For class parties, I usually send in the Kinni Toos oreo-type sandwich cookies - nut, gluten, lactose free...but not taste free! :)
I will have to try some of these new ideas to see if any of them are a hit. Thanks!
I don't think my child should do without a food in their lunch because of another child's food allergy....not quite fair. Our school doesn't say you "can't" pack nut things or foods that might cause an allergic reaction in another child. The child needs to be educated on their allergy, that is the parents job, not for everyone around them to have to do without. When we have classroom parties, we don't include things with nuts in them as a general rule since we are feeding the whole group, but individual lunches shouldn't count.
Our school has lunch tables for those kids with allergies, they sit away from other kids that might bring peanuts, etc....best plan I've seen yet!

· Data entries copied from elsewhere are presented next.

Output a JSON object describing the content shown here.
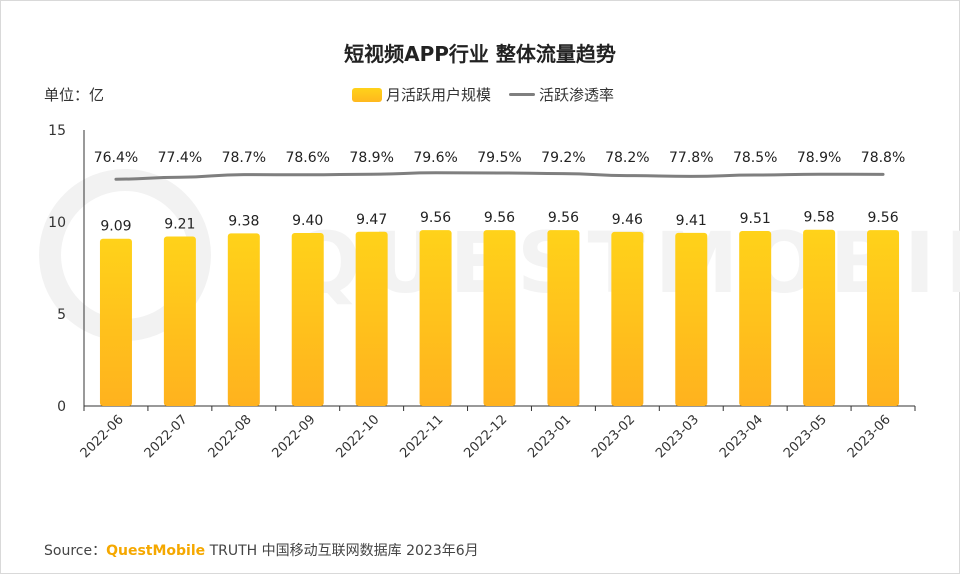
{
  "title": "短视频APP行业 整体流量趋势",
  "unit_label": "单位：亿",
  "legend": {
    "bar_label": "月活跃用户规模",
    "line_label": "活跃渗透率"
  },
  "watermark": "QUESTMOBILE",
  "source": {
    "prefix": "Source：",
    "brand_bold": "QuestMobile",
    "brand_suffix": " TRUTH",
    "text": " 中国移动互联网数据库 2023年6月"
  },
  "colors": {
    "bar_top": "#FFD21A",
    "bar_bottom": "#FFB21E",
    "line": "#7F7F7F",
    "brand": "#F5A800"
  },
  "chart_data": {
    "type": "bar",
    "categories": [
      "2022-06",
      "2022-07",
      "2022-08",
      "2022-09",
      "2022-10",
      "2022-11",
      "2022-12",
      "2023-01",
      "2023-02",
      "2023-03",
      "2023-04",
      "2023-05",
      "2023-06"
    ],
    "series": [
      {
        "name": "月活跃用户规模",
        "type": "bar",
        "values": [
          9.09,
          9.21,
          9.38,
          9.4,
          9.47,
          9.56,
          9.56,
          9.56,
          9.46,
          9.41,
          9.51,
          9.58,
          9.56
        ],
        "labels": [
          "9.09",
          "9.21",
          "9.38",
          "9.40",
          "9.47",
          "9.56",
          "9.56",
          "9.56",
          "9.46",
          "9.41",
          "9.51",
          "9.58",
          "9.56"
        ]
      },
      {
        "name": "活跃渗透率",
        "type": "line",
        "values": [
          76.4,
          77.4,
          78.7,
          78.6,
          78.9,
          79.6,
          79.5,
          79.2,
          78.2,
          77.8,
          78.5,
          78.9,
          78.8
        ],
        "labels": [
          "76.4%",
          "77.4%",
          "78.7%",
          "78.6%",
          "78.9%",
          "79.6%",
          "79.5%",
          "79.2%",
          "78.2%",
          "77.8%",
          "78.5%",
          "78.9%",
          "78.8%"
        ]
      }
    ],
    "ylim": [
      0,
      15
    ],
    "yticks": [
      "0",
      "5",
      "10",
      "15"
    ],
    "grid": false,
    "legend_position": "top-center"
  }
}
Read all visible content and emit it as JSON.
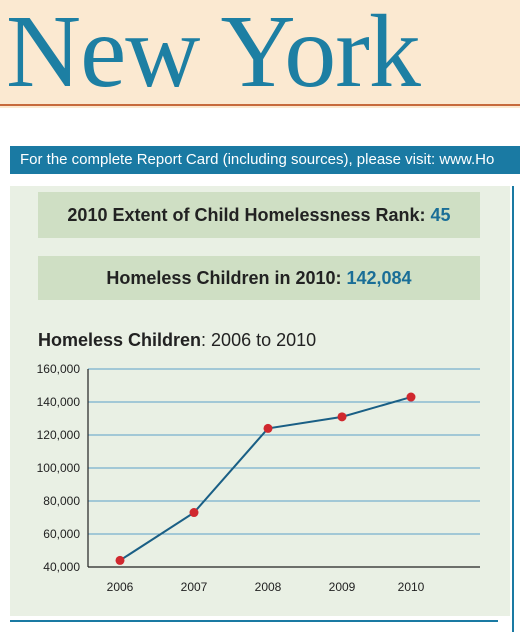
{
  "header": {
    "state_name": "New York"
  },
  "banner": {
    "text": "For the complete Report Card (including sources), please visit: www.Ho"
  },
  "stats": {
    "rank_label": "2010 Extent of Child Homelessness Rank: ",
    "rank_value": "45",
    "count_label": "Homeless Children in 2010: ",
    "count_value": "142,084"
  },
  "colors": {
    "accent": "#1a7aa3",
    "panel": "#e9f0e4",
    "stat_box": "#cfdfc4",
    "line": "#1a5f85",
    "marker": "#d0282e",
    "gridline": "#5aa0c8"
  },
  "chart_data": {
    "type": "line",
    "title_bold": "Homeless Children",
    "title_rest": ": 2006 to 2010",
    "categories": [
      "2006",
      "2007",
      "2008",
      "2009",
      "2010"
    ],
    "values": [
      44000,
      73000,
      124000,
      131000,
      143000
    ],
    "ylim": [
      40000,
      160000
    ],
    "yticks": [
      40000,
      60000,
      80000,
      100000,
      120000,
      140000,
      160000
    ],
    "ytick_labels": [
      "40,000",
      "60,000",
      "80,000",
      "100,000",
      "120,000",
      "140,000",
      "160,000"
    ],
    "grid": true
  }
}
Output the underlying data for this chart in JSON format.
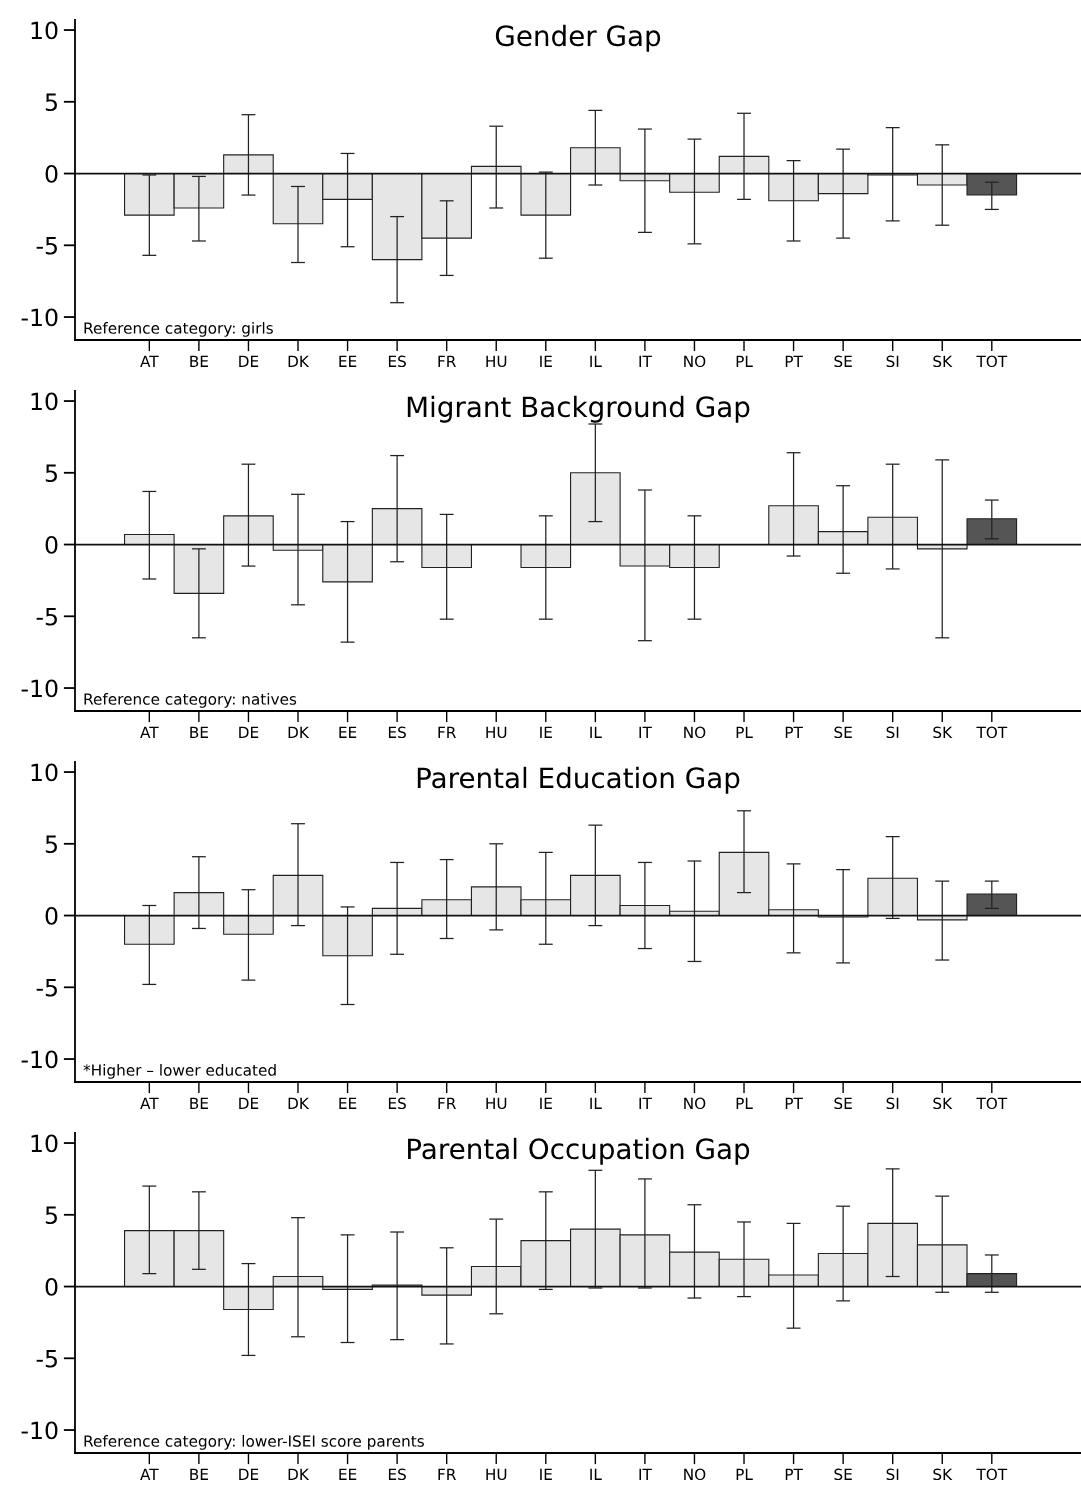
{
  "chart_data": [
    {
      "type": "bar",
      "title": "Gender Gap",
      "annotations": [
        "Reference category: girls"
      ],
      "categories": [
        "AT",
        "BE",
        "DE",
        "DK",
        "EE",
        "ES",
        "FR",
        "HU",
        "IE",
        "IL",
        "IT",
        "NO",
        "PL",
        "PT",
        "SE",
        "SI",
        "SK",
        "TOT"
      ],
      "values": [
        -2.9,
        -2.4,
        1.3,
        -3.5,
        -1.8,
        -6.0,
        -4.5,
        0.5,
        -2.9,
        1.8,
        -0.5,
        -1.3,
        1.2,
        -1.9,
        -1.4,
        -0.1,
        -0.8,
        -1.5
      ],
      "errors": [
        [
          -5.7,
          -0.1
        ],
        [
          -4.7,
          -0.2
        ],
        [
          -1.5,
          4.1
        ],
        [
          -6.2,
          -0.9
        ],
        [
          -5.1,
          1.4
        ],
        [
          -9.0,
          -3.0
        ],
        [
          -7.1,
          -1.9
        ],
        [
          -2.4,
          3.3
        ],
        [
          -5.9,
          0.1
        ],
        [
          -0.8,
          4.4
        ],
        [
          -4.1,
          3.1
        ],
        [
          -4.9,
          2.4
        ],
        [
          -1.8,
          4.2
        ],
        [
          -4.7,
          0.9
        ],
        [
          -4.5,
          1.7
        ],
        [
          -3.3,
          3.2
        ],
        [
          -3.6,
          2.0
        ],
        [
          -2.5,
          -0.6
        ]
      ],
      "colors": [
        "#e6e6e6",
        "#e6e6e6",
        "#e6e6e6",
        "#e6e6e6",
        "#e6e6e6",
        "#e6e6e6",
        "#e6e6e6",
        "#e6e6e6",
        "#e6e6e6",
        "#e6e6e6",
        "#e6e6e6",
        "#e6e6e6",
        "#e6e6e6",
        "#e6e6e6",
        "#e6e6e6",
        "#e6e6e6",
        "#e6e6e6",
        "#555555"
      ],
      "ylim": [
        -11.6,
        10.7
      ],
      "yticks": [
        -10,
        -5,
        0,
        5,
        10
      ],
      "ref_lines": [
        {
          "axis": "y",
          "value": 0
        }
      ],
      "grid": false,
      "legend": false
    },
    {
      "type": "bar",
      "title": "Migrant Background Gap",
      "annotations": [
        "Reference category: natives"
      ],
      "categories": [
        "AT",
        "BE",
        "DE",
        "DK",
        "EE",
        "ES",
        "FR",
        "HU",
        "IE",
        "IL",
        "IT",
        "NO",
        "PL",
        "PT",
        "SE",
        "SI",
        "SK",
        "TOT"
      ],
      "values": [
        0.7,
        -3.4,
        2.0,
        -0.4,
        -2.6,
        2.5,
        -1.6,
        null,
        -1.6,
        5.0,
        -1.5,
        -1.6,
        null,
        2.7,
        0.9,
        1.9,
        -0.3,
        1.8
      ],
      "errors": [
        [
          -2.4,
          3.7
        ],
        [
          -6.5,
          -0.3
        ],
        [
          -1.5,
          5.6
        ],
        [
          -4.2,
          3.5
        ],
        [
          -6.8,
          1.6
        ],
        [
          -1.2,
          6.2
        ],
        [
          -5.2,
          2.1
        ],
        null,
        [
          -5.2,
          2.0
        ],
        [
          1.6,
          8.4
        ],
        [
          -6.7,
          3.8
        ],
        [
          -5.2,
          2.0
        ],
        null,
        [
          -0.8,
          6.4
        ],
        [
          -2.0,
          4.1
        ],
        [
          -1.7,
          5.6
        ],
        [
          -6.5,
          5.9
        ],
        [
          0.4,
          3.1
        ]
      ],
      "colors": [
        "#e6e6e6",
        "#e6e6e6",
        "#e6e6e6",
        "#e6e6e6",
        "#e6e6e6",
        "#e6e6e6",
        "#e6e6e6",
        "#e6e6e6",
        "#e6e6e6",
        "#e6e6e6",
        "#e6e6e6",
        "#e6e6e6",
        "#e6e6e6",
        "#e6e6e6",
        "#e6e6e6",
        "#e6e6e6",
        "#e6e6e6",
        "#555555"
      ],
      "ylim": [
        -11.6,
        10.7
      ],
      "yticks": [
        -10,
        -5,
        0,
        5,
        10
      ],
      "ref_lines": [
        {
          "axis": "y",
          "value": 0
        }
      ],
      "grid": false,
      "legend": false
    },
    {
      "type": "bar",
      "title": "Parental Education Gap",
      "annotations": [
        "*Higher – lower educated"
      ],
      "categories": [
        "AT",
        "BE",
        "DE",
        "DK",
        "EE",
        "ES",
        "FR",
        "HU",
        "IE",
        "IL",
        "IT",
        "NO",
        "PL",
        "PT",
        "SE",
        "SI",
        "SK",
        "TOT"
      ],
      "values": [
        -2.0,
        1.6,
        -1.3,
        2.8,
        -2.8,
        0.5,
        1.1,
        2.0,
        1.1,
        2.8,
        0.7,
        0.3,
        4.4,
        0.4,
        -0.1,
        2.6,
        -0.3,
        1.5
      ],
      "errors": [
        [
          -4.8,
          0.7
        ],
        [
          -0.9,
          4.1
        ],
        [
          -4.5,
          1.8
        ],
        [
          -0.7,
          6.4
        ],
        [
          -6.2,
          0.6
        ],
        [
          -2.7,
          3.7
        ],
        [
          -1.6,
          3.9
        ],
        [
          -1.0,
          5.0
        ],
        [
          -2.0,
          4.4
        ],
        [
          -0.7,
          6.3
        ],
        [
          -2.3,
          3.7
        ],
        [
          -3.2,
          3.8
        ],
        [
          1.6,
          7.3
        ],
        [
          -2.6,
          3.6
        ],
        [
          -3.3,
          3.2
        ],
        [
          -0.2,
          5.5
        ],
        [
          -3.1,
          2.4
        ],
        [
          0.5,
          2.4
        ]
      ],
      "colors": [
        "#e6e6e6",
        "#e6e6e6",
        "#e6e6e6",
        "#e6e6e6",
        "#e6e6e6",
        "#e6e6e6",
        "#e6e6e6",
        "#e6e6e6",
        "#e6e6e6",
        "#e6e6e6",
        "#e6e6e6",
        "#e6e6e6",
        "#e6e6e6",
        "#e6e6e6",
        "#e6e6e6",
        "#e6e6e6",
        "#e6e6e6",
        "#555555"
      ],
      "ylim": [
        -11.6,
        10.7
      ],
      "yticks": [
        -10,
        -5,
        0,
        5,
        10
      ],
      "ref_lines": [
        {
          "axis": "y",
          "value": 0
        }
      ],
      "grid": false,
      "legend": false
    },
    {
      "type": "bar",
      "title": "Parental Occupation Gap",
      "annotations": [
        "Reference category: lower-ISEI score parents"
      ],
      "categories": [
        "AT",
        "BE",
        "DE",
        "DK",
        "EE",
        "ES",
        "FR",
        "HU",
        "IE",
        "IL",
        "IT",
        "NO",
        "PL",
        "PT",
        "SE",
        "SI",
        "SK",
        "TOT"
      ],
      "values": [
        3.9,
        3.9,
        -1.6,
        0.7,
        -0.2,
        0.1,
        -0.6,
        1.4,
        3.2,
        4.0,
        3.6,
        2.4,
        1.9,
        0.8,
        2.3,
        4.4,
        2.9,
        0.9
      ],
      "errors": [
        [
          0.9,
          7.0
        ],
        [
          1.2,
          6.6
        ],
        [
          -4.8,
          1.6
        ],
        [
          -3.5,
          4.8
        ],
        [
          -3.9,
          3.6
        ],
        [
          -3.7,
          3.8
        ],
        [
          -4.0,
          2.7
        ],
        [
          -1.9,
          4.7
        ],
        [
          -0.2,
          6.6
        ],
        [
          -0.1,
          8.1
        ],
        [
          -0.1,
          7.5
        ],
        [
          -0.8,
          5.7
        ],
        [
          -0.7,
          4.5
        ],
        [
          -2.9,
          4.4
        ],
        [
          -1.0,
          5.6
        ],
        [
          0.7,
          8.2
        ],
        [
          -0.4,
          6.3
        ],
        [
          -0.4,
          2.2
        ]
      ],
      "colors": [
        "#e6e6e6",
        "#e6e6e6",
        "#e6e6e6",
        "#e6e6e6",
        "#e6e6e6",
        "#e6e6e6",
        "#e6e6e6",
        "#e6e6e6",
        "#e6e6e6",
        "#e6e6e6",
        "#e6e6e6",
        "#e6e6e6",
        "#e6e6e6",
        "#e6e6e6",
        "#e6e6e6",
        "#e6e6e6",
        "#e6e6e6",
        "#555555"
      ],
      "ylim": [
        -11.6,
        10.7
      ],
      "yticks": [
        -10,
        -5,
        0,
        5,
        10
      ],
      "ref_lines": [
        {
          "axis": "y",
          "value": 0
        }
      ],
      "grid": false,
      "legend": false
    }
  ]
}
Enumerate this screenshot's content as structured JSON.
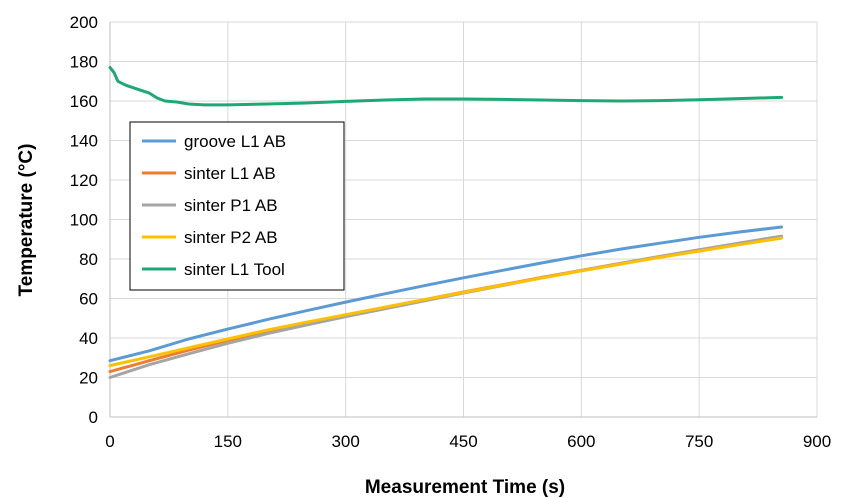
{
  "chart_data": {
    "type": "line",
    "title": "",
    "xlabel": "Measurement Time (s)",
    "ylabel": "Temperature (°C)",
    "xlim": [
      0,
      900
    ],
    "ylim": [
      0,
      200
    ],
    "xticks": [
      0,
      150,
      300,
      450,
      600,
      750,
      900
    ],
    "yticks": [
      0,
      20,
      40,
      60,
      80,
      100,
      120,
      140,
      160,
      180,
      200
    ],
    "grid": true,
    "legend_position": "left",
    "series": [
      {
        "name": "groove L1 AB",
        "color": "#5B9BD5",
        "x": [
          0,
          50,
          100,
          150,
          200,
          250,
          300,
          350,
          400,
          450,
          500,
          550,
          600,
          650,
          700,
          750,
          800,
          855
        ],
        "y": [
          28.5,
          33.5,
          39.5,
          44.5,
          49.3,
          53.8,
          58.2,
          62.4,
          66.5,
          70.5,
          74.3,
          78.0,
          81.6,
          85.0,
          88.0,
          91.0,
          93.6,
          96.2
        ]
      },
      {
        "name": "sinter L1 AB",
        "color": "#ED7D31",
        "x": [
          0,
          50,
          100,
          150,
          200,
          250,
          300,
          350,
          400,
          450,
          500,
          550,
          600,
          650,
          700,
          750,
          800,
          855
        ],
        "y": [
          23.0,
          28.5,
          33.8,
          38.8,
          43.4,
          47.6,
          51.6,
          55.5,
          59.4,
          63.3,
          67.0,
          70.7,
          74.3,
          77.8,
          81.2,
          84.5,
          87.8,
          91.2
        ]
      },
      {
        "name": "sinter P1 AB",
        "color": "#A5A5A5",
        "x": [
          0,
          50,
          100,
          150,
          200,
          250,
          300,
          350,
          400,
          450,
          500,
          550,
          600,
          650,
          700,
          750,
          800,
          855
        ],
        "y": [
          20.0,
          26.5,
          32.0,
          37.3,
          42.2,
          46.6,
          50.8,
          54.8,
          58.8,
          62.8,
          66.6,
          70.5,
          74.2,
          77.8,
          81.3,
          84.7,
          88.0,
          91.6
        ]
      },
      {
        "name": "sinter P2 AB",
        "color": "#FFC000",
        "x": [
          0,
          50,
          100,
          150,
          200,
          250,
          300,
          350,
          400,
          450,
          500,
          550,
          600,
          650,
          700,
          750,
          800,
          855
        ],
        "y": [
          26.0,
          30.5,
          35.0,
          39.5,
          44.0,
          48.0,
          51.8,
          55.6,
          59.4,
          63.1,
          66.8,
          70.4,
          74.0,
          77.4,
          80.8,
          84.0,
          87.2,
          90.6
        ]
      },
      {
        "name": "sinter L1 Tool",
        "color": "#1DA876",
        "x": [
          0,
          5,
          10,
          20,
          35,
          50,
          60,
          70,
          85,
          100,
          120,
          150,
          200,
          250,
          300,
          350,
          400,
          450,
          500,
          550,
          600,
          650,
          700,
          750,
          800,
          855
        ],
        "y": [
          177.0,
          174.5,
          170.0,
          168.0,
          166.0,
          164.0,
          161.5,
          160.0,
          159.5,
          158.5,
          158.0,
          158.0,
          158.5,
          159.0,
          159.8,
          160.5,
          161.0,
          161.0,
          160.8,
          160.5,
          160.2,
          160.0,
          160.2,
          160.6,
          161.2,
          161.8
        ]
      }
    ]
  }
}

It's a nice article. "As long as your child is old enough to eat nuts and there are no allergen concerns, experiment with various forms of nut butter." -- this shouldn't even been an option for school ideas. I have not come across a school yet allows any form of nuts. Some children have a serve allergy to it! That section should be taken out. Just because your child doesn't have an allergy to it a child in his/her class mate might or a child down the hall.
And I know with the schools around here healthy lunch ideas are promoted and one day a week is chosen as an all healthy day which they encourage everyone to participate in. [of course eating healthy everyday is great :P]
But suggesting any form of nuts to take to school concerns me!
9/7/2012 2:13:31 PM
Keep in mind that many schools don't permit anything containing peanut butter in lunch rooms, because of allergy concerns.
Our friend insisted on packing peanut butter sandwiches anyway, and her son ended up eating lunch in the principle's office every day, for a whole semester....
I am not a parent yet, but I question the assertion that chocolate milk is better than no milk. Like anything, it can be part of a healthy diet, but I think the USDA recommends more dairy products than most kids and adults really need. See Harvard's School of Public Health alternate healthy eating plate for details about calcium, dairy, and health: http://www.hsph.harvard.edu/nutritionsourc e/healthy-eating-plate/
9/6/2012 7:29:17 AM
Excellent tips! And a very timely reminder. Thanks, SP!
8/28/2012 5:32:14 PM
we are the same in our area of canada-- not nut products of any kind. We even have one classroom with a fish alergy. There are a few things that kids will be happy to eat cold, although parents would totally turn their noses up, such as grilled cheese sandwich. I make it for my daughter in the morning and wrap it up, sometimes I cut it into cute shapes, but she likes it. I make it with real cheese, not processed slices. Not the best option, but for a kid that doesn't eat sandwiches, I take what we can get !!